Elle ne doit faire que ce qui correspond à ce qu’elle est : une mère ! Une femme ne doit donc pas aspirer à autre chose, et dévier de cette vision entraîne une déformation de sa véritable nature.

Je suis d’accord :

Je ne suis pas d’accord :

Laissez-nous être des femmes et heureuses de l’être !

Comme Elliot, valorisons les femmes. La féminité n’est pas à rejeter ou à dénigrer. Cependant, évitons de l’exprimer en clichés qui emprisonnent et empêchent de s’envoler vers la vraie liberté en Dieu. On devrait lui laisser sa place et apprendre d’elle. Est-ce pour rien que dans les Proverbes, la Sagesse est caractérisée comme une femme : Dis à la sagesse : Tu es ma soeur ! Et appelle l’intelligence ton amie (Prov 7 v.4). Dieu n’avait-il pas crée la femme pour être l’ezer (Gen 2 v.18 ; hébreu : secours) correspondant à Adam ?

Comme Elliot, nous pouvons avoir un grand respect pour la maternité et l’accompagner positivement, avec créativité, mais sans jamais perdre de vue la personne derrière le « rôle ».

Mais n’adoptons pas une vision réductrice de la femme comme celle d’Elliot.

Ainsi nous pourrons confesser :

Je suis heureuse d’être une femme ! C’est plein de défis, mais j’aime les défis ! C’est aussi plein de joies ! Avant tout, je suis juste heureuse d’être moi-même et d’être aimée par mon Père céleste telle que je suis, et par Jésus-Christ, mon défenseur. Je peux tout par celui qui me fortifie (Phil 4 : 13)

C’est le nouveau discours qui devrait prendre place dans nos têtes.

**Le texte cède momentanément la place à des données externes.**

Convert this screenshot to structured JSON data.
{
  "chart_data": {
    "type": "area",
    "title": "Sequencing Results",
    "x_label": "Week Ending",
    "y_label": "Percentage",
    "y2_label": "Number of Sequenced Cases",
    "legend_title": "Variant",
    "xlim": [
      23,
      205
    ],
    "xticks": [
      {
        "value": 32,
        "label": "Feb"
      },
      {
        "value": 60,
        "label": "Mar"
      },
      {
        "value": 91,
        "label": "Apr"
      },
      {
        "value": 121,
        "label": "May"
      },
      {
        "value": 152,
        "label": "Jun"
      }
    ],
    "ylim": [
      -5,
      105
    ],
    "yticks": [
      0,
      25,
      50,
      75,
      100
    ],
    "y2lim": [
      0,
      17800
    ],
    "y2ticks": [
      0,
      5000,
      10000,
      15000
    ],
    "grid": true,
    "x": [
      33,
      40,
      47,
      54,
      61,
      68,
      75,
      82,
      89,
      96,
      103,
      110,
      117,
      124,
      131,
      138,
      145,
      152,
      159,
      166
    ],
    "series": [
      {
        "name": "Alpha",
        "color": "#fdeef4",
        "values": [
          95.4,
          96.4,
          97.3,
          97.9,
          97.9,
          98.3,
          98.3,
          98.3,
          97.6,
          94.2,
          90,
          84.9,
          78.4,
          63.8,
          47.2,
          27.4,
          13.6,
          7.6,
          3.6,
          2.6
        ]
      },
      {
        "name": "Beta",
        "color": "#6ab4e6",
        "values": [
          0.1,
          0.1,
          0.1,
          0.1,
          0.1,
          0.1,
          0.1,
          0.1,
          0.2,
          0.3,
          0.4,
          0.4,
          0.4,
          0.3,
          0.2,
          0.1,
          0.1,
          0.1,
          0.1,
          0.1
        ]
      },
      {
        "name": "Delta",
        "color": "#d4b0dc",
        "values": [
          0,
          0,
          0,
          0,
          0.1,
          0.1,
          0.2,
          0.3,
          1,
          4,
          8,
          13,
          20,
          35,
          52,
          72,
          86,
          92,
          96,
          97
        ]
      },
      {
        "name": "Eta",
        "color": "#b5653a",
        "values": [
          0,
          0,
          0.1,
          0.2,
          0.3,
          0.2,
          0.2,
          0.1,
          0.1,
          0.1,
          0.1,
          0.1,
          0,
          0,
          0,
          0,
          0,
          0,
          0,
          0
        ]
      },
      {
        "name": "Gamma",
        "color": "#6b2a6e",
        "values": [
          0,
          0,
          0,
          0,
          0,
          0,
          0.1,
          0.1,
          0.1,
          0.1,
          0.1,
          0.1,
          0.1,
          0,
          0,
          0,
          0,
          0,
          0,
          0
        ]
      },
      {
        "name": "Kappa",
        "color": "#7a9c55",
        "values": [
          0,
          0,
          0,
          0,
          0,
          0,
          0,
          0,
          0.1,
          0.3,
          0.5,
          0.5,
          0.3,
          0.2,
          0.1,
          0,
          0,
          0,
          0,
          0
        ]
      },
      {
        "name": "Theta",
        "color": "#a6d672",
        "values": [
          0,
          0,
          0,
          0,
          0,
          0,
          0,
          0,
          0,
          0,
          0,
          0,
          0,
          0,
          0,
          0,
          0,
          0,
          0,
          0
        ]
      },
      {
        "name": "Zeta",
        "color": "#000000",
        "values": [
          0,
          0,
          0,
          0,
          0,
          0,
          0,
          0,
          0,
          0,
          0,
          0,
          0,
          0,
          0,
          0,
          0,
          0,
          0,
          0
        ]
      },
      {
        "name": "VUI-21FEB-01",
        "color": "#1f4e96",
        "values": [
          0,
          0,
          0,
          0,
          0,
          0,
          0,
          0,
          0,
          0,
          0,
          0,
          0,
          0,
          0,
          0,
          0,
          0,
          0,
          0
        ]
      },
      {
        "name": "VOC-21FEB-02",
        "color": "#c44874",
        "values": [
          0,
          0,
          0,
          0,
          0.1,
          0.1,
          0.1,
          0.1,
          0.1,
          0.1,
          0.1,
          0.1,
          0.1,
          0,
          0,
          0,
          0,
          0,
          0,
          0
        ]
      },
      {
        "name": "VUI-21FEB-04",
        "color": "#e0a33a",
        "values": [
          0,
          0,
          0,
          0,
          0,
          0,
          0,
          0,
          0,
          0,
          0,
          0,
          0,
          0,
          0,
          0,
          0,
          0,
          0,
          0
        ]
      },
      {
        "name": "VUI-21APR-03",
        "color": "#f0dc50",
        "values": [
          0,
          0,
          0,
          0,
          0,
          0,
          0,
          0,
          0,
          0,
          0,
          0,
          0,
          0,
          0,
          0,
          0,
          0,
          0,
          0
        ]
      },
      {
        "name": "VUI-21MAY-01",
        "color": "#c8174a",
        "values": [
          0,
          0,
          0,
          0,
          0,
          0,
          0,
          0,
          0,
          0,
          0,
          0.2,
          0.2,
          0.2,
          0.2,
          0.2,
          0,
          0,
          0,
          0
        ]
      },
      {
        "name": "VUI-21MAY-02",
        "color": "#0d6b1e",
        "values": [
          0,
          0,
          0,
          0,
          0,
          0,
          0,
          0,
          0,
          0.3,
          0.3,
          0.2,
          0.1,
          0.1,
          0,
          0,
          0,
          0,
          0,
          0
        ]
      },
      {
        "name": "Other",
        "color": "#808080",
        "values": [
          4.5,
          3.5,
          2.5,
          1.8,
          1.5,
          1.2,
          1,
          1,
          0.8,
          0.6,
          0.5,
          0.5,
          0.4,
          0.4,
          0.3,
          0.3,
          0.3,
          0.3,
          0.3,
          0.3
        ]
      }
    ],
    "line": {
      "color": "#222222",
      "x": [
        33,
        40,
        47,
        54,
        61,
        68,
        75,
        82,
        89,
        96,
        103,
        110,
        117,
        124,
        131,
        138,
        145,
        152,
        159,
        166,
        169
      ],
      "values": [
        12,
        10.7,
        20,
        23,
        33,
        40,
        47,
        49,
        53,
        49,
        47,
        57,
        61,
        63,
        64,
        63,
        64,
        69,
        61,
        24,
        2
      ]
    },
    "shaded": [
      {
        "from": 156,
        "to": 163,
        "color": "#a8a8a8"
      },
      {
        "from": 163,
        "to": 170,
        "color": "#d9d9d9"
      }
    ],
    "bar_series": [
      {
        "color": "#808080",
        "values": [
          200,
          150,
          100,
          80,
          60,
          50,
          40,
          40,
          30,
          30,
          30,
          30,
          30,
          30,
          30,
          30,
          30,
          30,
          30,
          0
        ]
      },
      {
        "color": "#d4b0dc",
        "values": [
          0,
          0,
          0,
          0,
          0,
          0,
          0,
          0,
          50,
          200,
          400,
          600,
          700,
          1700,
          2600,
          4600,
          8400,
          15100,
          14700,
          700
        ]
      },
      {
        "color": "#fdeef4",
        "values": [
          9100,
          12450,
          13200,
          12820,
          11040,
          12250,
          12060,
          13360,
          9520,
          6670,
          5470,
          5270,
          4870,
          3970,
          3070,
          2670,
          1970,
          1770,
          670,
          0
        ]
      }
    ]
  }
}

L’erreur d’Elliot, en voulant défendre son identité et ses valeurs, c’est d’avoir fait l’amalgame entre les féministes séculiers et les femmes chrétiennes appartenant à d’autres familles d’Églises que la sienne qui depuis des décennies – et même, depuis le dix-neuvième siècle – exerçaient déjà des fonctions d’enseignantes, d’évangéliste, d’implanteurs d’Église, de pasteures. On les appelait parfois « des féministes bibliques », ce qui pouvait porter à confusion, mais indiquait leur adhérence à l’autorité des Écritures.